For sure there is potential for discipline and art in the haiku-like format of the tweet. But the bite-size approach to the delivery of content makes all the more clearer Marshall McLuhan's observation about contemporary practices of communication and how this reflects once again certain features of our shared social lives.
The fast and short medium of the tweet is the message.
There are other variations of this fast food approach to how we send and "consume" information in this day and age. The Facebook status message has become the ubiquitous banner headline of our personal lives where our idealized lifestyles are broadcasted for the inhabitants of our social universe's consumption or regurgitation.
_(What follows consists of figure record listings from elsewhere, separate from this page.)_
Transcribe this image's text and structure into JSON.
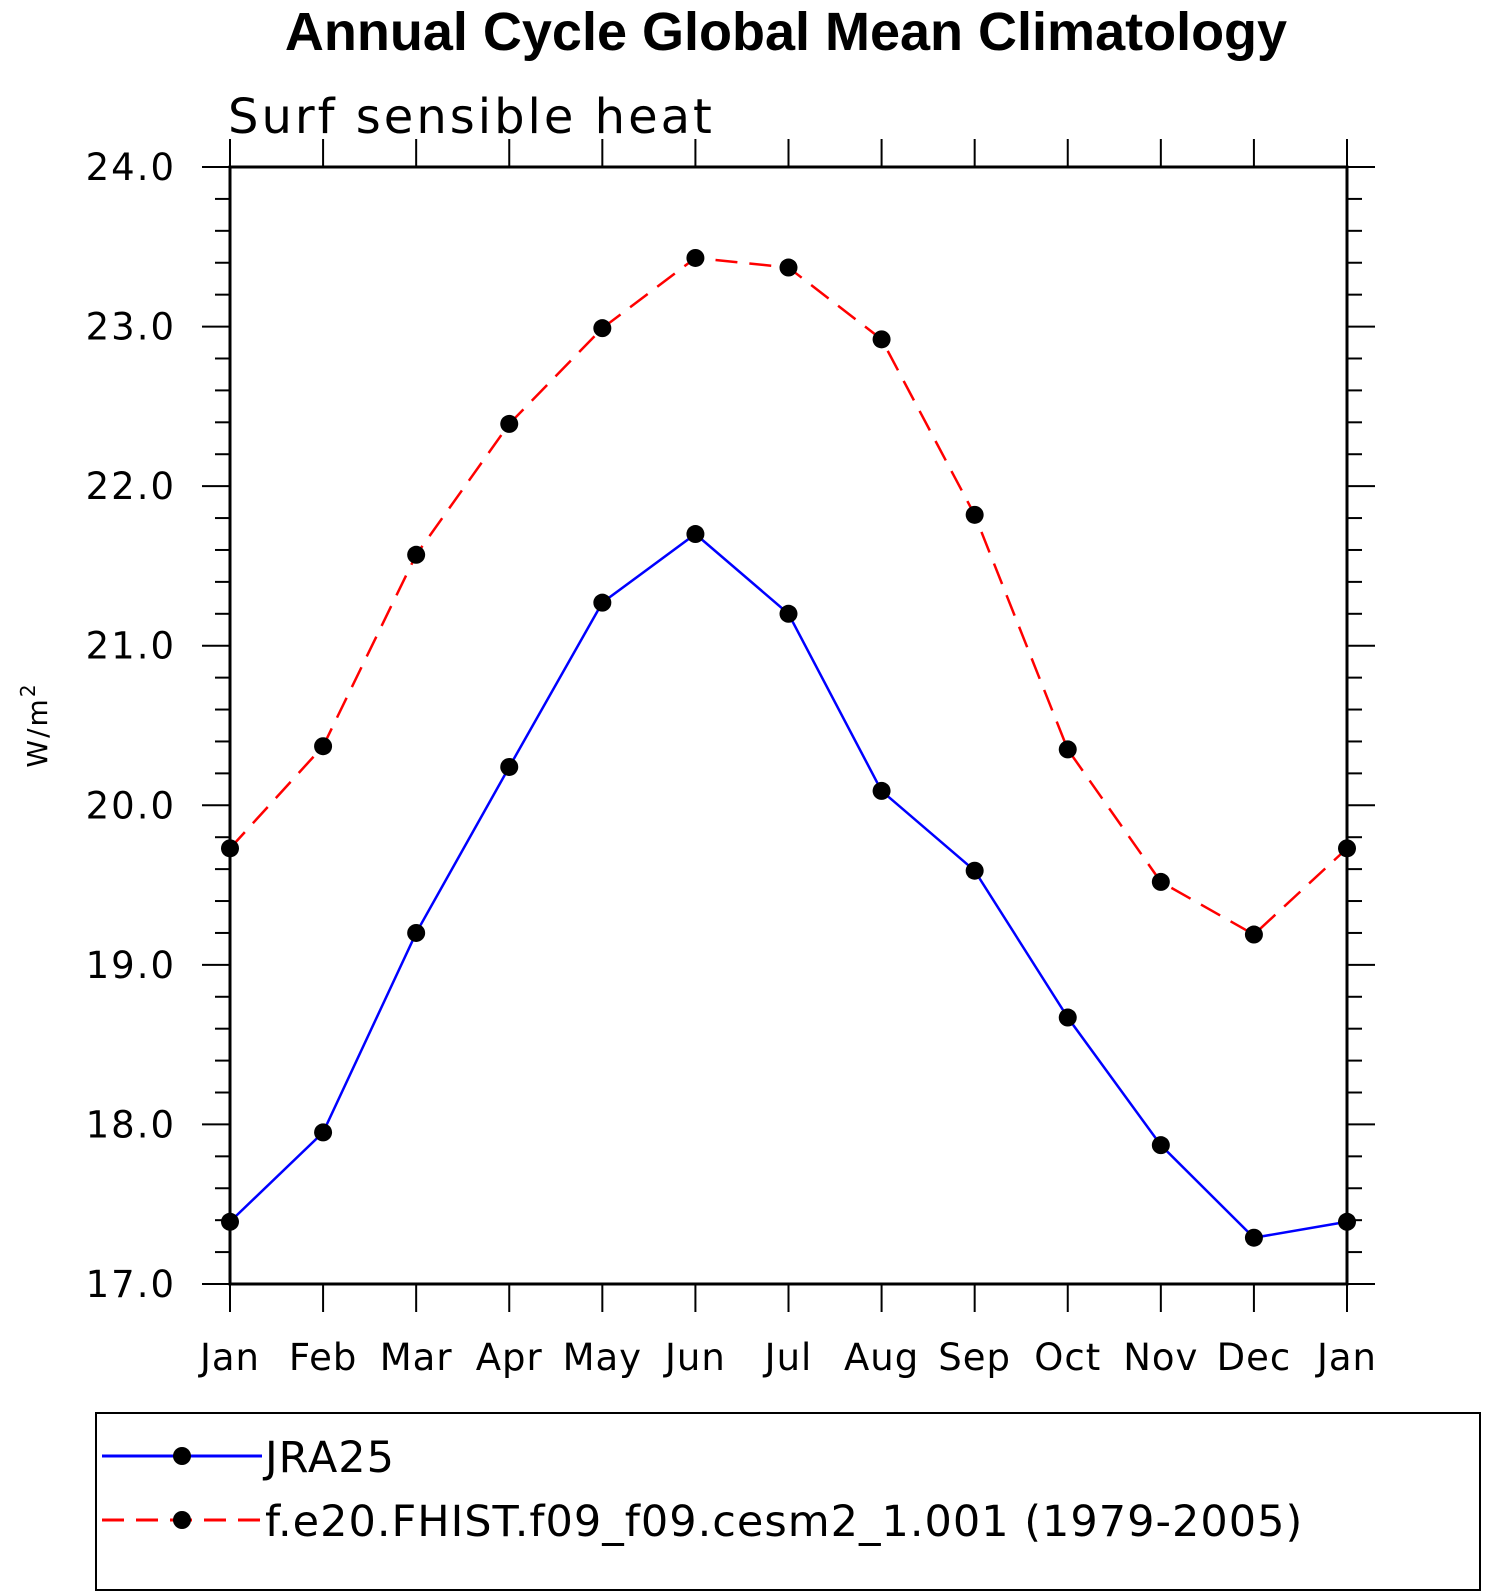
{
  "chart_data": {
    "type": "line",
    "title": "Annual Cycle Global Mean Climatology",
    "subtitle": "Surf sensible heat",
    "ylabel": "W/m",
    "ylabel_superscript": "2",
    "xlabel": "",
    "categories": [
      "Jan",
      "Feb",
      "Mar",
      "Apr",
      "May",
      "Jun",
      "Jul",
      "Aug",
      "Sep",
      "Oct",
      "Nov",
      "Dec",
      "Jan"
    ],
    "ylim": [
      17.0,
      24.0
    ],
    "yticks": [
      "17.0",
      "18.0",
      "19.0",
      "20.0",
      "21.0",
      "22.0",
      "23.0",
      "24.0"
    ],
    "grid": false,
    "legend_position": "bottom",
    "series": [
      {
        "name": "JRA25",
        "color": "#0000ff",
        "linestyle": "solid",
        "marker": "circle",
        "values": [
          17.39,
          17.95,
          19.2,
          20.24,
          21.27,
          21.7,
          21.2,
          20.09,
          19.59,
          18.67,
          17.87,
          17.29,
          17.39
        ]
      },
      {
        "name": "f.e20.FHIST.f09_f09.cesm2_1.001 (1979-2005)",
        "color": "#ff0000",
        "linestyle": "dashed",
        "marker": "circle",
        "values": [
          19.73,
          20.37,
          21.57,
          22.39,
          22.99,
          23.43,
          23.37,
          22.92,
          21.82,
          20.35,
          19.52,
          19.19,
          19.73
        ]
      }
    ]
  }
}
All of a sudden our misadventures towards the path of alienating consumerism in the form of posted foodie and selfie pictures are breaking news on the social media platform. To the uninitiated these refer to mouth-watering pictures of expensive food and the contorted semi-naked approximations of hotness that we like the world to see as our presentation of digital selves.
Thus, we can make of two tendencies about how information is relayed and received nowadays, no doubt facilitated by internet connectivity as a productive force. It should be immediate and narcissistic just like fastfood.
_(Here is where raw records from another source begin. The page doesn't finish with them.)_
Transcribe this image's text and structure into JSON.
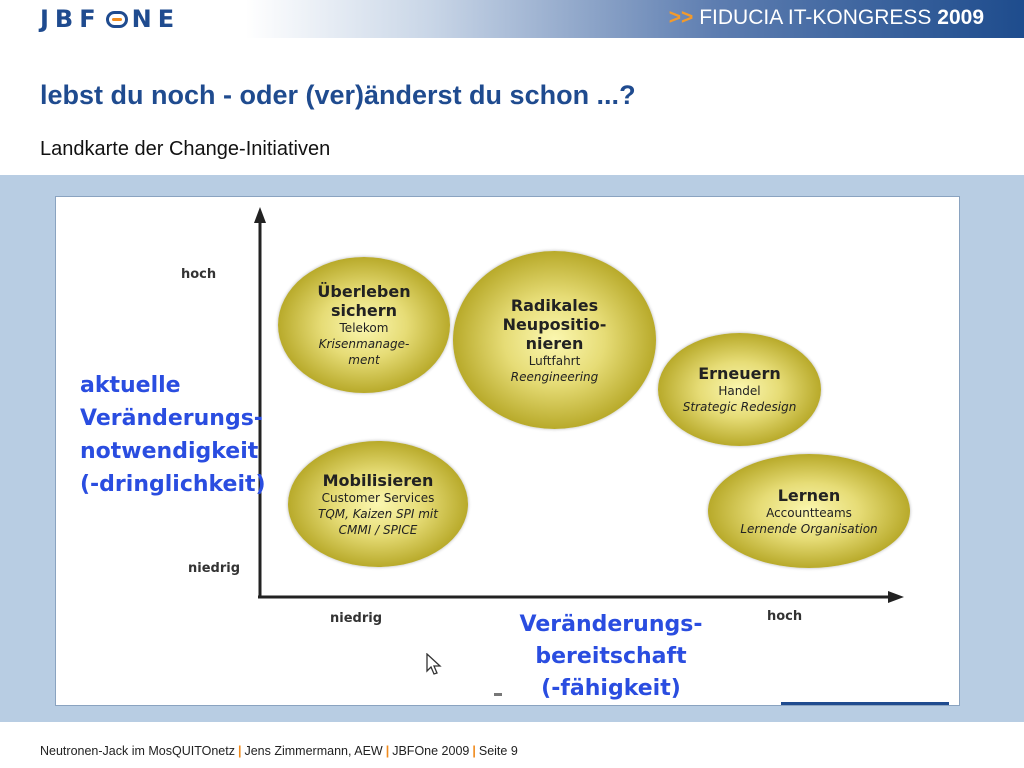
{
  "header": {
    "logo_text_left": "JBF",
    "logo_text_right": "NE",
    "congress_arrows": ">>",
    "congress_text": "FIDUCIA IT-KONGRESS",
    "congress_year": "2009"
  },
  "slide": {
    "title": "lebst du noch - oder (ver)änderst du schon ...?",
    "subtitle": "Landkarte der Change-Initiativen"
  },
  "diagram": {
    "y_axis": {
      "label": "aktuelle\nVeränderungs-\nnotwendigkeit\n(-dringlichkeit)",
      "high": "hoch",
      "low": "niedrig"
    },
    "x_axis": {
      "label": "Veränderungs-\nbereitschaft\n(-fähigkeit)",
      "low": "niedrig",
      "high": "hoch"
    },
    "quadrants": [
      {
        "title": "Überleben\nsichern",
        "line1": "Telekom",
        "line2": "Krisenmanage-\nment"
      },
      {
        "title": "Radikales\nNeupositio-\nnieren",
        "line1": "Luftfahrt",
        "line2": "Reengineering"
      },
      {
        "title": "Erneuern",
        "line1": "Handel",
        "line2": "Strategic Redesign"
      },
      {
        "title": "Mobilisieren",
        "line1": "Customer Services",
        "line2": "TQM, Kaizen SPI mit\nCMMI / SPICE"
      },
      {
        "title": "Lernen",
        "line1": "Accountteams",
        "line2": "Lernende Organisation"
      }
    ]
  },
  "footer": {
    "part1": "Neutronen-Jack im MosQUITOnetz",
    "part2": "Jens Zimmermann, AEW",
    "part3": "JBFOne 2009",
    "part4": "Seite 9",
    "separator": "|"
  },
  "colors": {
    "brand_blue": "#1f4b8f",
    "accent_orange": "#f08a1c",
    "label_blue": "#2a4de0",
    "panel_blue": "#b8cde3"
  }
}
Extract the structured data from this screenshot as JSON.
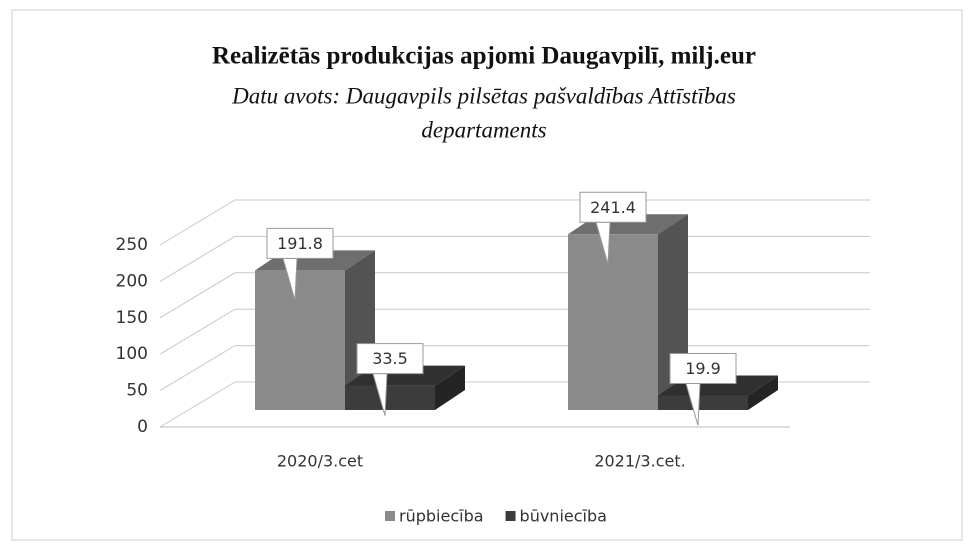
{
  "chart_data": {
    "type": "bar3d",
    "title": "Realizētās produkcijas apjomi Daugavpilī, milj.eur",
    "subtitle_lines": [
      "Datu avots: Daugavpils pilsētas pašvaldības Attīstības",
      "departaments"
    ],
    "categories": [
      "2020/3.cet",
      "2021/3.cet."
    ],
    "series": [
      {
        "name": "rūpbiecība",
        "color": "#8a8a8a",
        "values": [
          191.8,
          241.4
        ]
      },
      {
        "name": "būvniecība",
        "color": "#3c3c3c",
        "values": [
          33.5,
          19.9
        ]
      }
    ],
    "ylim": [
      0,
      250
    ],
    "yticks": [
      0,
      50,
      100,
      150,
      200,
      250
    ],
    "grid": true,
    "legend": "bottom"
  }
}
Much has been said about the World Wide Web and the shrinking global village but two decades after Hillary Clinton, the promise of the net as a democratizing platform remains as such, a dead-end promise. For what has the net become in the year 2013 but an online version of a fast food burger joint or a high school cafeteria where the jocks, nerds, and [insert demographic here] occupy their own tables and create their own self-referential din of noise independent from each other. No thanks to Zuckerberg.
That is why I believe spaces like this, the opinion page of a newspaper and by extension newspaper production in the age of the digital, remain important bastions of a type of communication that follow a different tact. Instead of fast and furious tweets, we, column writers and newspaper staff offer contemplation and or discourse.
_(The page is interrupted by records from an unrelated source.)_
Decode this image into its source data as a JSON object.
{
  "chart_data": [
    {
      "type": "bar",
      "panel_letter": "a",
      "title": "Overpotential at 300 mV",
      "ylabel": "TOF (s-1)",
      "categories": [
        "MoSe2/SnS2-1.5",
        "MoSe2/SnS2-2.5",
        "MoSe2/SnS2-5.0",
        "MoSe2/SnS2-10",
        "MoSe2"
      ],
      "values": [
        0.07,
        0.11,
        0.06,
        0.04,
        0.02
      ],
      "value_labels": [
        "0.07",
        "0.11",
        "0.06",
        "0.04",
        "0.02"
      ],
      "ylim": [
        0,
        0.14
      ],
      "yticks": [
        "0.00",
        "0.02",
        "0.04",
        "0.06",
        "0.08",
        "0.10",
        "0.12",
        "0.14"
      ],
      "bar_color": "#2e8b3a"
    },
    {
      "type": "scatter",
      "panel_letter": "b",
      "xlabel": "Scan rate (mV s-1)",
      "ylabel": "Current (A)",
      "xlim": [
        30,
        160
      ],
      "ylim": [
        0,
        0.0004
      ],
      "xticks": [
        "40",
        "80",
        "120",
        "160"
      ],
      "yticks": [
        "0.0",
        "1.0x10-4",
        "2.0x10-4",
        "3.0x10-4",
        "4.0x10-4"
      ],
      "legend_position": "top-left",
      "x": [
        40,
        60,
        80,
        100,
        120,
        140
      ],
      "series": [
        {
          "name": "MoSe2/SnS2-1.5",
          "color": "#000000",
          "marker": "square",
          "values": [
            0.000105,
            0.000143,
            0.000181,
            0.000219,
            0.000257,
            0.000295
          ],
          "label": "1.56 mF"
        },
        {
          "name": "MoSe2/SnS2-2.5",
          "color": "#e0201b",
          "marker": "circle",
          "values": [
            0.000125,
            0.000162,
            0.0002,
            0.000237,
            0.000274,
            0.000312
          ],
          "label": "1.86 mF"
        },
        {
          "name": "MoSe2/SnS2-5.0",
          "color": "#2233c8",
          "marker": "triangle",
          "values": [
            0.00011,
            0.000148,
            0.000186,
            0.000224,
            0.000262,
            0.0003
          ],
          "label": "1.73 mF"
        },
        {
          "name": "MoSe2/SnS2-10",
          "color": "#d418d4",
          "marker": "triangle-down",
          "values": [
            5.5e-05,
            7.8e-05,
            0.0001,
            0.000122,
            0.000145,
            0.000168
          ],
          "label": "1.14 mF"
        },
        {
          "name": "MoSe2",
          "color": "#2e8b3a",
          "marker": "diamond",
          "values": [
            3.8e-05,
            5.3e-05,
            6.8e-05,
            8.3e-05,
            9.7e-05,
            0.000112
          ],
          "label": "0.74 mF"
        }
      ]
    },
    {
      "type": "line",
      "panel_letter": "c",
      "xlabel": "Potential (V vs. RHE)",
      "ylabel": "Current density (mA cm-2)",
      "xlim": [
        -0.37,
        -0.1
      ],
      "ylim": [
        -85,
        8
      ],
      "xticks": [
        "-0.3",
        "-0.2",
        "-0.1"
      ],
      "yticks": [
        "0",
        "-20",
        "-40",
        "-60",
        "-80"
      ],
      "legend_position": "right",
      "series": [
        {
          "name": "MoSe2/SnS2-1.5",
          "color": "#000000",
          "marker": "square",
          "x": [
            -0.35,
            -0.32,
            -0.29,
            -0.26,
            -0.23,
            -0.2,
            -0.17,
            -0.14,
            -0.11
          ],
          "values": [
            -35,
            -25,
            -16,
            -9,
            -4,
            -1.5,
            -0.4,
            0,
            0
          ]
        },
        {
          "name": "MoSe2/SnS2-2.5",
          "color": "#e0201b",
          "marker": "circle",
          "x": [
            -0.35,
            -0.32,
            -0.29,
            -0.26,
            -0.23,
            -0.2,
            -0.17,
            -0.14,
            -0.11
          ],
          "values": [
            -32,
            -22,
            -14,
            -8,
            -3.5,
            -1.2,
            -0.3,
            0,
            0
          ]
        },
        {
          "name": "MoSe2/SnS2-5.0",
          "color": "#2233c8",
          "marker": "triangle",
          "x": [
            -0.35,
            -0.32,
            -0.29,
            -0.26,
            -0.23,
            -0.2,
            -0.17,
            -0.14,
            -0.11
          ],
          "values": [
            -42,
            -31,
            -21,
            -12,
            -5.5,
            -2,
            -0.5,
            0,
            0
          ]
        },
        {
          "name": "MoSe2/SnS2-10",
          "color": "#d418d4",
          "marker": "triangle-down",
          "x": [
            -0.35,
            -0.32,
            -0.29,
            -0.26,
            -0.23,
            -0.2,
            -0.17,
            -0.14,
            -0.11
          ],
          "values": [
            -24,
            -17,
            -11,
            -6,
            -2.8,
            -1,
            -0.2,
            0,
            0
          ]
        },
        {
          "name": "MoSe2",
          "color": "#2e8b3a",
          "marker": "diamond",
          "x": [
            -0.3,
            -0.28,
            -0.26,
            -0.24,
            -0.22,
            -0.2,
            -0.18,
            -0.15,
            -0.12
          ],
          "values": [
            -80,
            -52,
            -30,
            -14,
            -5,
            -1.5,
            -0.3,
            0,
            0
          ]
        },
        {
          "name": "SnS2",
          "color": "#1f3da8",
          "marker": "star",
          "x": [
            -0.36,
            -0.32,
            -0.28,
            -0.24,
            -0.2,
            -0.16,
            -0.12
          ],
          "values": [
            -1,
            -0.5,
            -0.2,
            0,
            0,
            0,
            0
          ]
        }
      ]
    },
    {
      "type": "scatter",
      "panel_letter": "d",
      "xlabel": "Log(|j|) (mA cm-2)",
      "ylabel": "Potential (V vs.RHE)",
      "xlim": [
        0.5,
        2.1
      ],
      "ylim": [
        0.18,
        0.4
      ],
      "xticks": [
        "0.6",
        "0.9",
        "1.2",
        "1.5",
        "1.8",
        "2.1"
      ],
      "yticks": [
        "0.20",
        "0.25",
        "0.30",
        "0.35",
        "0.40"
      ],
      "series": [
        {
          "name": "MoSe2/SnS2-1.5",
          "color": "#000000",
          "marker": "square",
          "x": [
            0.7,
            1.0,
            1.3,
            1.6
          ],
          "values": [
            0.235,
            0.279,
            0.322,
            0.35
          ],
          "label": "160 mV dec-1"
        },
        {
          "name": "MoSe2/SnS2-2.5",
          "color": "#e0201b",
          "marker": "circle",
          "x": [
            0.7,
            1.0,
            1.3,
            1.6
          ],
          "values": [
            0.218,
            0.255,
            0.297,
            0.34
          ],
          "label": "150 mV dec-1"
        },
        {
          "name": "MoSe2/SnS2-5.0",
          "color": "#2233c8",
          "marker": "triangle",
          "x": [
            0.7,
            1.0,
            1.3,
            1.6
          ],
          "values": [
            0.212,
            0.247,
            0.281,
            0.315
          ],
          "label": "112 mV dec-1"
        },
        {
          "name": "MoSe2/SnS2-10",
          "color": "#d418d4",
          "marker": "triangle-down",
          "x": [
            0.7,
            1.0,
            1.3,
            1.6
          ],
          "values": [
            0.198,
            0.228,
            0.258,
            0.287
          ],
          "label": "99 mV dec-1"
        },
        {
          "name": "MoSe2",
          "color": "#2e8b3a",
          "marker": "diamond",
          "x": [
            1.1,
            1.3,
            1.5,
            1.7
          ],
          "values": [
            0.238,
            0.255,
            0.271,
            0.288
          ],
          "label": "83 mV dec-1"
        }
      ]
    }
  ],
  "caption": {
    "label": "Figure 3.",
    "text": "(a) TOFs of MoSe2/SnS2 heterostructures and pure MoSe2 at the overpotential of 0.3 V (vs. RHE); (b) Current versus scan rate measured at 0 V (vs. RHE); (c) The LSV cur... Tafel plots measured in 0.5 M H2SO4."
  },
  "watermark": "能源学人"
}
Narcissism, take a backseat to a passionate desire to connect and explain with the end goal of creating a more inclusive and progressive community (save for the few welcome occasions when column writers fall in love or wax poetic).
Implicit in the very format of the opinion page and the newspaper are the wagers that are set in exchange for the privilege of being printed - the names of column writers, reporters, and ultimately the Editor in Chief to whom aggrieved parties can send threats to.
It is a totally different ballgame on print I realized. And I agree with fellow columnist Giano Libot on his May 9, 2013 column that despite the much vaunted death of the medium, the format still has relevance. Newspaper production is still important precisely because it challenges the consume-and-discard idiom that rule new media these days.
Furthermore, the key difference between print and new media is the in-roads of institutionalized practices of accountability and the strong regard for the public good that characterizes the former. After all, the important matters involving our polity are not resolved instantaneously with the click of the like button or a mood meter.
So if you reached this last paragraph dear reader, this means that there is yet hope for a form of media that is deliberate and inclusive, one that contributes to disciplined and productive social discourse.
It somehow proves that we can still talk and listen to each other beyond 140 characters, instead of merely mumbling in our corner of the net, in bite-size portions jejemon style, like many of the twits do on the net.